Je dois quitter la plage. Imprudente, plutôt que de suivre scrupuleusement le chemin par lequel je suis arrivée, je marche le long des falaises car le vendeur m'a assuré que c'était plus rapide et qu'on rejoignait l'arrêt de bus. La vue est belle, je découvre d'autres plages cachées au creux de la roche. Mais le chemin se perd dans les herbes au milieu de vaches ébahies. Je retourne sur la route et marche dans la direction qui me semble la bonne. Je finis par demander mon chemin, une jeune femme en voiture avec ses enfants décide de m'accompagner plutôt que de m'expliquer et me dépose à l'arrêt de bus qui était, finalement, tout près. Il me faut maintenant attendre. J'ai plus ou moins l'air d'une extra terrestre à ce terminus devant la petite église blanche où les gens attendent que le bus arrive et fasse demi tour. Les habitants me regardent avec curiosité et me parlent gentiment, je suis au milieu de vieilles mémés qui prennent bien à coeur que je prenne le bon bus. Mais ce bus n'arrive pas. Il devait passer à 18h, mais celui qui arrive à 18h25 me fait signe que non, il ne retourne pas en ville. Ce n'est qu'à 18h40 que je peux enfin monter, et il fait nuit noire depuis longtemps quand j'arrive à l'hôtel. Le soir, nous sortirons à nouveau tester un des restaurant de la rue avant de rentrer nous coucher.

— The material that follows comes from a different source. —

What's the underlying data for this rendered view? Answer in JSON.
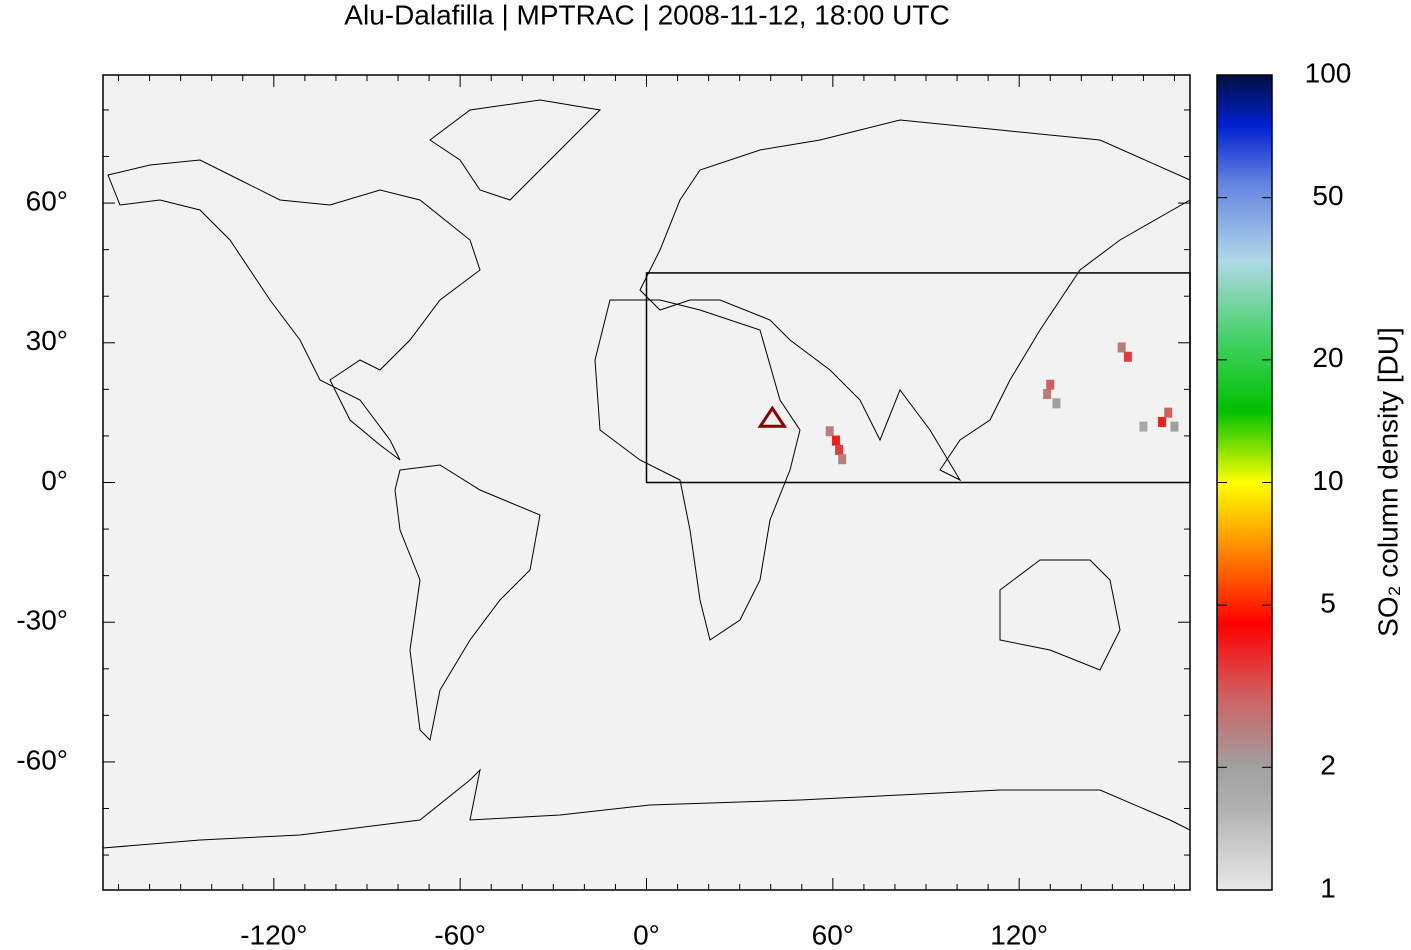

Jeudi est notre dernière journée à la Barbade et nous nous sommes inscrites à un tour organisé, "Island Safari", pour faire le tour de l'île. C'était plus par paresse que par réelle motivation et nous savons à quoi nous attendre. Quand je vois arriver le grand 4x4 qui nous promène sur les bancs de sa plage arrière découverte, je ne suis pas surprise. Assez vite, nous serons cependant déçues : le programme que nous suivons n'est pas celui que nous avions lu sur internet, nous en déduisons alors que le tour que nous voulions faire soi n'existait plus, soi n'était pas disponible. Dans ce nouveau programme, pas le temps de profiter, il faut tout voir. Nous passons la majeure partie de la journée à rouler mais au moins, nous pouvons admirer l'ensemble de l'île. D'abord la côte caraïbe, dont la moindre parcelle coûte des millions de dollars et sur laquelle résistent pourtant quelques petites maisons particulières. Le centre est plus rural, recouvert par les champs de canne à sucre. Puis nous passons par la pointe nord et descendons la côte atlantique. Nous arrivons sur la plage de Bathsheba où sont régulièrement organisées des compétitions de surf. Le temps est maussade, pluvieux même. Les vagues, très longues, semblent moins puissantes que là où j'étais hier et pourtant on dit ces eaux très dangereuses et impropres à la baignade. D'ailleurs, l'eau n'arrive pas sur du sable mais sur de longs rochers plats et rugueux. Ils découpent parfois de petits bassins et c'est le seul endroit où les baigneurs osent s'aventurer. Dans les courants agités, seuls les surfeurs se risquent en pagayant sur leurs planches, se dressant parfois tels des dieux aux dessus des eaux. J'avais hésité à venir ici hier et ne regrette pas mon choix, je ne ressens que la froideur de la pluie et de ses vagues hostiles, je n'aurais pas eu envie de rester.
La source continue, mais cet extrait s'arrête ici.